In some cases the error may not be a segmentation error but an attempt to execute an invalid instruction — invalid opcode.

traps: postgres[1923471] trap invalid opcode ip:7f71444c0003 sp:7ffcb3ec4320 error:0 in liblz4.so.1.9.3[7f71444b7000+1b000]

Another characteristic sign is zero values in the code segment after a segfault:

[<timestamp>] postgres[24237]: segfault at cb1 ip 00005579a1505130 sp 00007ffe4f32d008 error 6 in postgres[5579a1170000+559000] likely on CPU 49 (core 17, socket 1)
[<date>] Code: 00 00 00 00 00 00 00 00 00 00 00 00 00 00 00 00 00 00 00 00 00 00 00 00 00 00 00 00 00 00 00 00 00 00 00 00 00 00 00 00 00 00 <00> 00 00 00 00 00 00 00 00 00 00 00 00 00 00 00 00 00 00 00 00 00

Remember, though, it does not always fire this way. The exit code can be perfectly normal. So do not make sudden, rash decisions.

How bad is this globally?

Our checks showed that the bug exists starting from Linux kernel 5.18 and stops reproducing from 6.9. That hints at a fairly wide spread.

The place of breakage led us to this commit ("mm/readahead: Switch to page_cache_ra_order").
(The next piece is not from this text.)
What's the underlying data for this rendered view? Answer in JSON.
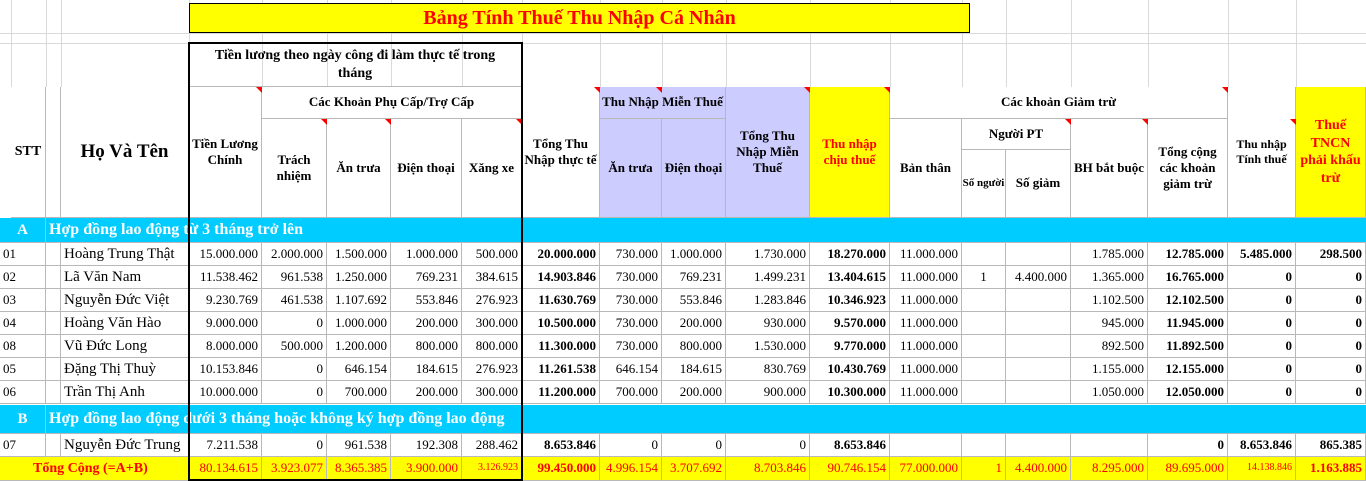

And it was fixed around this patch discussion for 6.9. Specifically after this commit ("mm: free folios in a batch in shrink_folio_list()").

Summary

Let's wrap up with a classic self-checklist and a few useful tips to sleep a little calmer:

Affected kernels are Linux 5.18 to 6.8
The issue manifests if init_on_free is enabled in the kernel
The issue manifests if the filesystem is XFS

What if you have all three? The corporate answer is "contact your OS vendor," because realistically only they can help you. It is possible your vendor already fixed it in your specific kernel and you do not need to do anything.

If you are not so lucky or you are waiting for a response or a patch, one option is to migrate to another filesystem (hello ext4), or set init_on_free=0 in Linux boot arguments. But of course, do it at your own risk.